Detrás de Laura Fernández y a más de 30 puntos de distancia destacan: Álvaro Ramos (Partido Liberación Nacional, PLN), con 8% de la intención de voto; Claudia Dobles (Coalición Agenda Ciudadana, CAC) con 5%; y en un triple empate Ariel Robles (Frente Amplio), Fabricio Alvarado (Nueva República) y José Aguilar Berrocal (Avanza), todos con 4%.
“Si sube la abstención del 40%, como en la última elección, es muy probable que Laura Fernández pueda ganar en primera ronda. O sea, el abstencionismo la favorece. Porque la mayoría de las personas indecisas no pareciera que sean chavistas y hay formas de cruzar los datos para ver la relación entre el apoyo al presidente e indecisos”.
La sombra de Trump
Y en plena incertidumbre en los últimos días de campaña se suma la figura de Donald Trump, el presidente estadounidense, quien ha intervenido en otros procesos electorales en el último año en Latinoamérica y que, se cree, pueda lanzar un órdago en favor de Fernández, en caso vea necesario apuntalarla o rescatarla.
“No sería raro que pocos días antes de la elección haya un anuncio de apoyo de Trump a Laura Fernández, porque Rodrigo Chaves está alineado con esa visión de mundo y ese tipo de autoritarismo populista que prevalece en estos tiempos a escala global, encabezado por el presidente Trump”.

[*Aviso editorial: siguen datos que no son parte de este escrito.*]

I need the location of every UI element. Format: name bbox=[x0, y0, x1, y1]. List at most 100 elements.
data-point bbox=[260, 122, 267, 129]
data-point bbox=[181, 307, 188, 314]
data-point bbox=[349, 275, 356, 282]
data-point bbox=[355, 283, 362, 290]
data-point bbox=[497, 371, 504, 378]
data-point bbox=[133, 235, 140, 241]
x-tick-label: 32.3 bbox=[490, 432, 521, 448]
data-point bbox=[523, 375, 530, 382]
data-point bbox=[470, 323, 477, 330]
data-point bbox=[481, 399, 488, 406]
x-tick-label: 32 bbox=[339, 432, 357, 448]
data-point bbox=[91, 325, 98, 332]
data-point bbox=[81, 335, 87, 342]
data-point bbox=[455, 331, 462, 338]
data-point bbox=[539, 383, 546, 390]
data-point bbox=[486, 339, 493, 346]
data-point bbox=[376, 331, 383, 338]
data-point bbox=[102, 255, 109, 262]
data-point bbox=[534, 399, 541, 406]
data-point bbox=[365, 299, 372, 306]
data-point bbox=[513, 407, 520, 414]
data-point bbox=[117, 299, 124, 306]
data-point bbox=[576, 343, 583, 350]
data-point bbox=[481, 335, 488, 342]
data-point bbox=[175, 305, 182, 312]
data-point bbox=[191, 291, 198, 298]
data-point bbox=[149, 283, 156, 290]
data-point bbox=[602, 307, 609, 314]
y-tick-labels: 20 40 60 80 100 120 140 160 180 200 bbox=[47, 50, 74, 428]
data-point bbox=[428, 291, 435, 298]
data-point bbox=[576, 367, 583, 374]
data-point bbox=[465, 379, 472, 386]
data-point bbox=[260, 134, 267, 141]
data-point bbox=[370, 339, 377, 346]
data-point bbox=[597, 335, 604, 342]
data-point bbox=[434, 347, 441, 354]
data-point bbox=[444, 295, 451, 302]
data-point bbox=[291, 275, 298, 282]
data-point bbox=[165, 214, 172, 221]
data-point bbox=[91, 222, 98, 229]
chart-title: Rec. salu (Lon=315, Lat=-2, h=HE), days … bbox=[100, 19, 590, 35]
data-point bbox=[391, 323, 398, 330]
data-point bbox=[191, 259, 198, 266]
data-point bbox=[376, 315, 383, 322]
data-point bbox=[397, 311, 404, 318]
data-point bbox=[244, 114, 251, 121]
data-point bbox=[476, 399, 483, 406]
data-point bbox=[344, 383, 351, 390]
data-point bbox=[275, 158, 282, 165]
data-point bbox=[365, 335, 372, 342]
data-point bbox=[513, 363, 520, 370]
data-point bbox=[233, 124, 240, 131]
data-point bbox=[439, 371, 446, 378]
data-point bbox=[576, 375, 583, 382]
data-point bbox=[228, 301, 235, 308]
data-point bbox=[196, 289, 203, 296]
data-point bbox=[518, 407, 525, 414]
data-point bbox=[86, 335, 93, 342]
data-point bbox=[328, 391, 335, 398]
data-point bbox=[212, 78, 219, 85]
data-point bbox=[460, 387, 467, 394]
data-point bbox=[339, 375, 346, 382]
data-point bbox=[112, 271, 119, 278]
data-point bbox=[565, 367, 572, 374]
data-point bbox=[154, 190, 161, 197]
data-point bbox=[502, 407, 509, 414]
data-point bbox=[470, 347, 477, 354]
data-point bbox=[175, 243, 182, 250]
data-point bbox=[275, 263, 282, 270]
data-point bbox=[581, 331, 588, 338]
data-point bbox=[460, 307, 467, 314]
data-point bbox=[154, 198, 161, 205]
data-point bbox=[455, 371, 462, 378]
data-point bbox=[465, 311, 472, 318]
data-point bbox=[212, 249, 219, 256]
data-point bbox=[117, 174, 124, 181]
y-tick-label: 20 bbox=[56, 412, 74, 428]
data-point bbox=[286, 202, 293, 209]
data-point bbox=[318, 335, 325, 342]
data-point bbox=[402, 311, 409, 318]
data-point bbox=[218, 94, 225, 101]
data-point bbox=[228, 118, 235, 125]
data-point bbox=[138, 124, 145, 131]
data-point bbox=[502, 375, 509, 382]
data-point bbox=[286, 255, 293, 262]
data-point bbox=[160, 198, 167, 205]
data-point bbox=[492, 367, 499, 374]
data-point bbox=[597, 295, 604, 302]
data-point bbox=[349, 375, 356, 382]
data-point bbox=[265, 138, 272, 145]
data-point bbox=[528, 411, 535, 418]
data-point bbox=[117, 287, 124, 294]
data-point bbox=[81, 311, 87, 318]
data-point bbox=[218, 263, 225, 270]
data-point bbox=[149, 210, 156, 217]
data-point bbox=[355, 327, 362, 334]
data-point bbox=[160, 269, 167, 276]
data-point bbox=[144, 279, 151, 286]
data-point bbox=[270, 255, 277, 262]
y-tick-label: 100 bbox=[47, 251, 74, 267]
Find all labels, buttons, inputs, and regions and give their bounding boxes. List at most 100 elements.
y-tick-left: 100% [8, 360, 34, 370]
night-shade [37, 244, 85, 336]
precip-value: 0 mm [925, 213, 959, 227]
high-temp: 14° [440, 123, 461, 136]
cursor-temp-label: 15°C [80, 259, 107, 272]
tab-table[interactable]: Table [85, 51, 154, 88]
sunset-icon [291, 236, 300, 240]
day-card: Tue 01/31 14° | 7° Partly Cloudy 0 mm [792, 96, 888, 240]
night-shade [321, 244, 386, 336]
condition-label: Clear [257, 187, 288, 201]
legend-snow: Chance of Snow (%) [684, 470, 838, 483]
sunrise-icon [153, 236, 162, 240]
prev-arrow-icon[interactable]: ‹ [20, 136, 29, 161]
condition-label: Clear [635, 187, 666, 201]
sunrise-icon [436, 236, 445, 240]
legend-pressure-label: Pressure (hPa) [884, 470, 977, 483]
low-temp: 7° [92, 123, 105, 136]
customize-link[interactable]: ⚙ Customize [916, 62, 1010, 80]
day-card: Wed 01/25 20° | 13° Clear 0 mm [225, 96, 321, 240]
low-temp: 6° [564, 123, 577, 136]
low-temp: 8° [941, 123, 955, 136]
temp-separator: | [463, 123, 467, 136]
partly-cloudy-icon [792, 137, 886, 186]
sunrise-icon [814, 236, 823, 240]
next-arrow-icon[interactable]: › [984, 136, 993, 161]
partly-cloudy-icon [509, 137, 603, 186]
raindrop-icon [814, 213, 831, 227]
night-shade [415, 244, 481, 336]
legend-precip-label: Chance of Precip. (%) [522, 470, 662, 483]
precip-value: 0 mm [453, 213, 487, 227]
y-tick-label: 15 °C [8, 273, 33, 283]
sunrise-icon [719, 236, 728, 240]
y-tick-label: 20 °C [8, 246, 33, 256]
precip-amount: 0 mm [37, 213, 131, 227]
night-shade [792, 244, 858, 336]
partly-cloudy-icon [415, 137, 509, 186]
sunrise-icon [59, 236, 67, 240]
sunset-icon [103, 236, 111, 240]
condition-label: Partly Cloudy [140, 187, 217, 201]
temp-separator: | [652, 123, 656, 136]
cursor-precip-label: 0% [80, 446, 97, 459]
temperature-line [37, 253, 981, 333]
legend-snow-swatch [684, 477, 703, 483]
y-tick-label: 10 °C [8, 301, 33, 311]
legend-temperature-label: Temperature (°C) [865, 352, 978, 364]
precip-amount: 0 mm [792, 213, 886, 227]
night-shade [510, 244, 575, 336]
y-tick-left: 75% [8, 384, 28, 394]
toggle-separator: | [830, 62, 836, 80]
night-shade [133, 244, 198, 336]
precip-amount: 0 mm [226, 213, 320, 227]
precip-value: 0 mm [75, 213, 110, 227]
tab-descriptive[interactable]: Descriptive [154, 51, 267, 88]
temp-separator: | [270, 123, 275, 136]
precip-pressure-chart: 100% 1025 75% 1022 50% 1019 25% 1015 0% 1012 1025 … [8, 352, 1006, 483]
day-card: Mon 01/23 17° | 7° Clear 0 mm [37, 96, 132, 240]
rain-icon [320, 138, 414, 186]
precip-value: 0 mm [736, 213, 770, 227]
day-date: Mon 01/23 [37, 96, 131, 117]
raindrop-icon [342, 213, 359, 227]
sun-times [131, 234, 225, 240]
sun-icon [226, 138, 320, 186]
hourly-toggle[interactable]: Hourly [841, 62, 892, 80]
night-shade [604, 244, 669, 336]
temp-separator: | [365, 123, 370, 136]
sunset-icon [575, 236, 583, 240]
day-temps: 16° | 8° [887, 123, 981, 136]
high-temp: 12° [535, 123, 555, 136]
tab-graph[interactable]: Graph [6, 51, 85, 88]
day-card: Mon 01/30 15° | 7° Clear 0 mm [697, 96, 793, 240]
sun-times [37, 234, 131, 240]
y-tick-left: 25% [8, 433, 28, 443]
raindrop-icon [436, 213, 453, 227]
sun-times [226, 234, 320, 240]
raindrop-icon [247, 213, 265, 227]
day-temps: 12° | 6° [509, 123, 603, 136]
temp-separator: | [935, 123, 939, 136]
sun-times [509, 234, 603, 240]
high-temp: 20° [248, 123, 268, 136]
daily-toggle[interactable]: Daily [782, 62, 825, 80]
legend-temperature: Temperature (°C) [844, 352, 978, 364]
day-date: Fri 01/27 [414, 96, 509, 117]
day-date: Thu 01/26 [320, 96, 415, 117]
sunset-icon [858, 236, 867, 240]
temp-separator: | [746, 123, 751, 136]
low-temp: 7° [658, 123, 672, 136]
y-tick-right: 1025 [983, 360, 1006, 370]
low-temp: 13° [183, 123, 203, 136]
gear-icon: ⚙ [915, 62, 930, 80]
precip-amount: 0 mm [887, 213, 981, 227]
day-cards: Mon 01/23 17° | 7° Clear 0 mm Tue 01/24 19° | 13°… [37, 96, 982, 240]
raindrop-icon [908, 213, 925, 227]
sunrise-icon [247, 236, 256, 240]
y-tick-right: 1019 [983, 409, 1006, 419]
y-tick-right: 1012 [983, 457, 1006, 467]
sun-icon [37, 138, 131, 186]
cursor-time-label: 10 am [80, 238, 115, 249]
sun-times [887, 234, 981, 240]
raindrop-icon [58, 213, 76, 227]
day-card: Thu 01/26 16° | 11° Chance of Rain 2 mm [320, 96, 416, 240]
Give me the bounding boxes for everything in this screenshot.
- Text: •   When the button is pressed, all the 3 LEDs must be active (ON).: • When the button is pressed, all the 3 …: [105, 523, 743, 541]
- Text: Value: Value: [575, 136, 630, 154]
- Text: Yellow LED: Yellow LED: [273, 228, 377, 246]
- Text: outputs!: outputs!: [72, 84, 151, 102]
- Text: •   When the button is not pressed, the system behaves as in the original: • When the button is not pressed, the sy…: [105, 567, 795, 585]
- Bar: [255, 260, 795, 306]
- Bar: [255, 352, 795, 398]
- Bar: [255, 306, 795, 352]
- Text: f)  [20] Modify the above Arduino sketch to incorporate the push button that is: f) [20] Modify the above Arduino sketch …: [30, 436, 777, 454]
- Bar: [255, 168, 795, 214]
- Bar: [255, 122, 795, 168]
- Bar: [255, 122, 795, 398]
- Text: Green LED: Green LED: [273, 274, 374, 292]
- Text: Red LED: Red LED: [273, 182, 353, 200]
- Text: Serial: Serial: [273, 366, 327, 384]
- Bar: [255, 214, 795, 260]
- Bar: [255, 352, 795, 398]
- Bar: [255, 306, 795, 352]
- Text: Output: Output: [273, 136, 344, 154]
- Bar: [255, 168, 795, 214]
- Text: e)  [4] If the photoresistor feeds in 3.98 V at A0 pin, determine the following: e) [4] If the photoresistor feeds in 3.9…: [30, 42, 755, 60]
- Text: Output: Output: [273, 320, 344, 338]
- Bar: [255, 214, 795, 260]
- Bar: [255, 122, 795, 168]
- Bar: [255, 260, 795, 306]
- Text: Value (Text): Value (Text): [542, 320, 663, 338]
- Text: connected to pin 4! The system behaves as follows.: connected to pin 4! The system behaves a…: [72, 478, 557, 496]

Cortés habla de indicios de que Chaves tiene cercanía con Marco Rubio y recuerda que la Administración de Trump retiró la visa al expresidente Arias (y premio Nobel de la Paz) por haber comparado el comportamiento del estadounidense con un emperador romano. Lo mismo le pasó al hermano del exmandatario costarricense, Rodrigo Arias, quien además es presidente de la Asamblea Legislativa. Y a otros opositores.
“O sea, es evidente que hay capacidad por parte del gobierno de Chaves de convencer al gobierno norteamericano de castigar o sancionar a alguna gente de la oposición por medio de la suspensión de la visa. Y también hay manifestaciones de funcionarios diciendo que es importante que siga este gobierno actual y que gane la continuidad. Yo creo que si se complicara la segunda ronda, no sería de extrañar que pueda haber una manifestación de Chaves de Trump como la que hizo en Honduras”.
Otra figura regional es el presidente de El Salvador, Nayib Bukele, quien no se cansa de coquetear con Chaves. Aunque, para su sorpresa, Alberto Cortés haya visto menor interés mediático en la última visita del salvadoreño, en plena recta final electoral y con denuncias de injerencia en el proceso que no prosperaron. Quizás ese factor juegue menos de lo pensado en las urnas del 1 de febrero.
Pero lo cierto es que la popularidad de Bukele fuera de sus fronteras es una realidad y sí ha sido un tema recurrente en la campaña. Un tema que Fernández, la candidata de Chaves, ha sabido usar a su favor en su afán por avanzar en la construcción de un país opuesto al actual. De poner una piedra más, como la que colocó Bukele en la megacárcel tica que busca emular a la suya, el CECOT. La cárcel del país con mayor densidad poblacional carcelaria del mundo, replicada por otro caudillo en el país con mayor cultura de paz de la región.